Any queer person worth their weight in pink sea salt knows there's more to Charlotte Rae than Mrs. Garrett on "The Facts of Life." She played Molly the Mail Lady on "Sesame Street" and performed in Broadway musicals "Li'l Abner" and "Pickwick." In her memoir "The Facts of My Life" (BearManor Media), co-written with son Larry Strauss, the 90-year-old Rae delivers on the facts, including her divorce from bi husband John Strauss, and her friendships with Paul Lynde, Cloris Leachman and others.
Artistic temperament: For years, Patricia Bosworth's biography of Diane Arbus, "known by reputation as a photographer of sideshow freaks, transvestites and other marginal characters," was the go-to book about the artist.
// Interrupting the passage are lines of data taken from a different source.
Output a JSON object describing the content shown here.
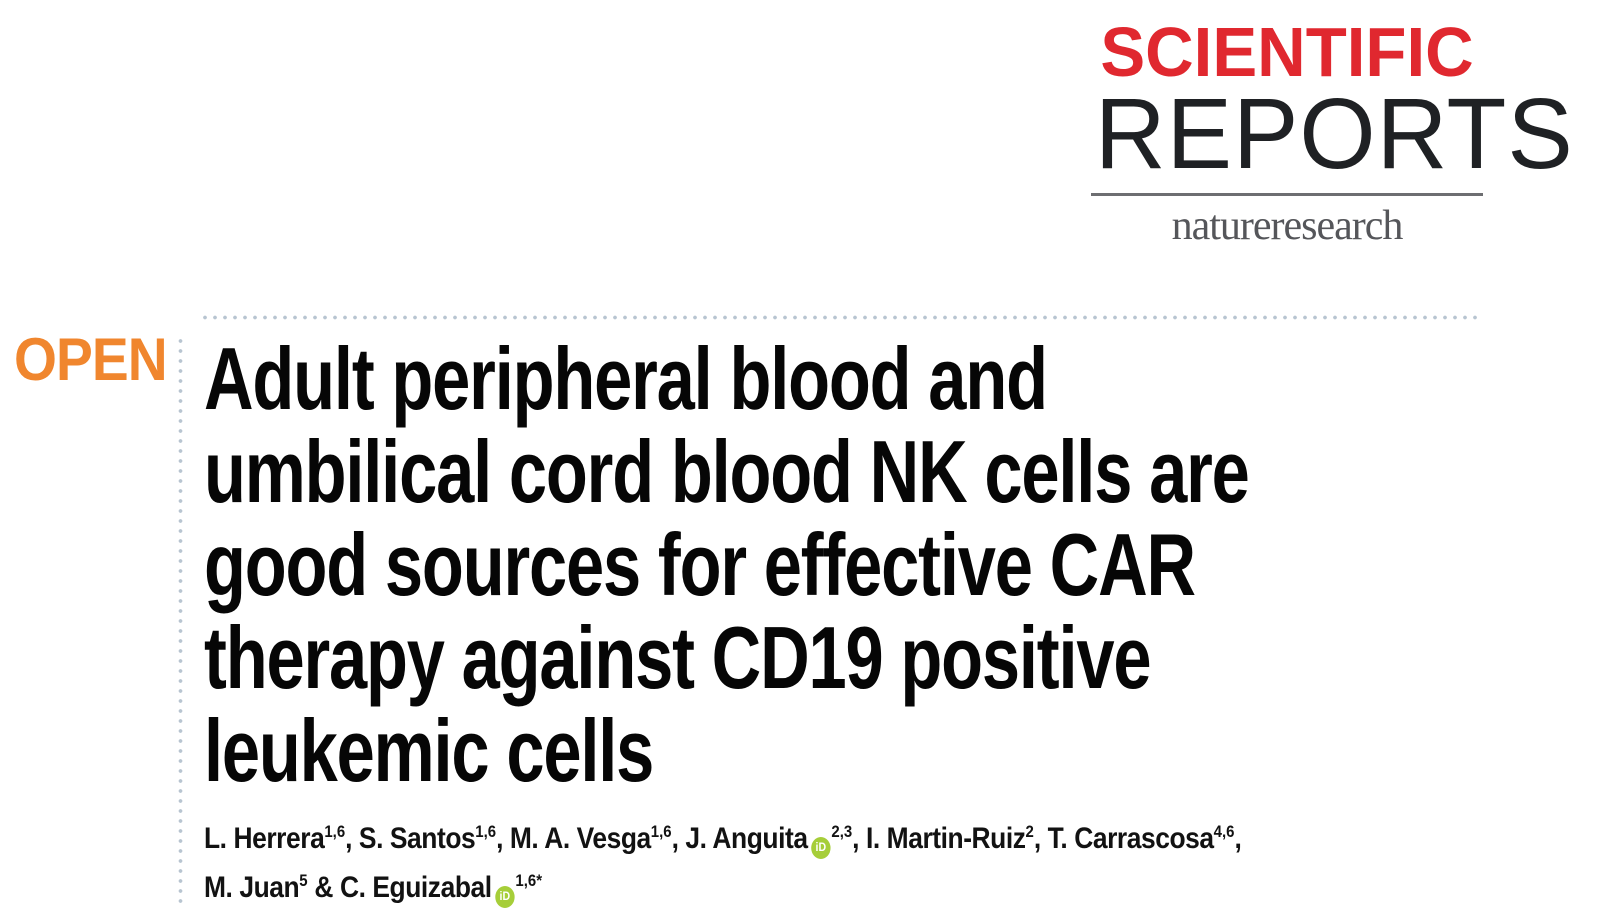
{
  "masthead": {
    "journal_word1": "SCIENTIFIC",
    "journal_word2": "REPORTS",
    "publisher": "natureresearch",
    "colors": {
      "word1_red": "#e0282f",
      "word2_dark": "#1f2124",
      "rule_gray": "#6d6e71",
      "publisher_gray": "#55565a"
    }
  },
  "open_access": {
    "label": "OPEN",
    "color": "#f0862e"
  },
  "article": {
    "title_full": "Adult peripheral blood and umbilical cord blood NK cells are good sources for effective CAR therapy against CD19 positive leukemic cells",
    "title_lines": [
      "Adult peripheral blood and",
      "umbilical cord blood NK cells are",
      "good sources for effective CAR",
      "therapy against CD19 positive",
      "leukemic cells"
    ],
    "author_lines": [
      {
        "segments": [
          {
            "text": "L. Herrera",
            "sup": "1,6",
            "after": ", "
          },
          {
            "text": "S. Santos",
            "sup": "1,6",
            "after": ", "
          },
          {
            "text": "M. A. Vesga",
            "sup": "1,6",
            "after": ", "
          },
          {
            "text": "J. Anguita",
            "orcid": true,
            "sup": "2,3",
            "after": ", "
          },
          {
            "text": "I. Martin-Ruiz",
            "sup": "2",
            "after": ", "
          },
          {
            "text": "T. Carrascosa",
            "sup": "4,6",
            "after": ","
          }
        ]
      },
      {
        "segments": [
          {
            "text": "M. Juan",
            "sup": "5",
            "after": " & "
          },
          {
            "text": "C. Eguizabal",
            "orcid": true,
            "sup": "1,6*",
            "after": ""
          }
        ]
      }
    ]
  },
  "icons": {
    "orcid": {
      "label": "iD",
      "bg": "#a6ce39",
      "fg": "#ffffff"
    }
  },
  "decor": {
    "dot_color": "#b8c5d1",
    "title_color": "#060606",
    "author_color": "#121212",
    "background": "#ffffff"
  }
}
Gay writer Arthur Lubow's thorough "Diane Arbus: Portrait of a Photographer" (Ecco), including Diane and ex-husband Allen's same-sex dalliances, is going to change all that.
Poets Arthur Rimbaud and Paul Verlaine, "crusader for equality" Magnus Hirschfeld, filmmaker Richard Oswald ("Different from the Others") and writers Paul Bowles, Oscar Wilde and Andre Gide are among the queer subjects covered in "The Glamour of Strangeness: Artists and the Last Age of the Exotic" (FSG) by gay writer Jamie James.
With "more than 100 of the funniest Jewish jokes of all time," Michael Krasny's "Let There Be Laughter: A Treasury of Great Jewish Humor and What It All Means" (William Morrow) includes mentions of lesbian and gay rabbis as well as same-sex nuptials.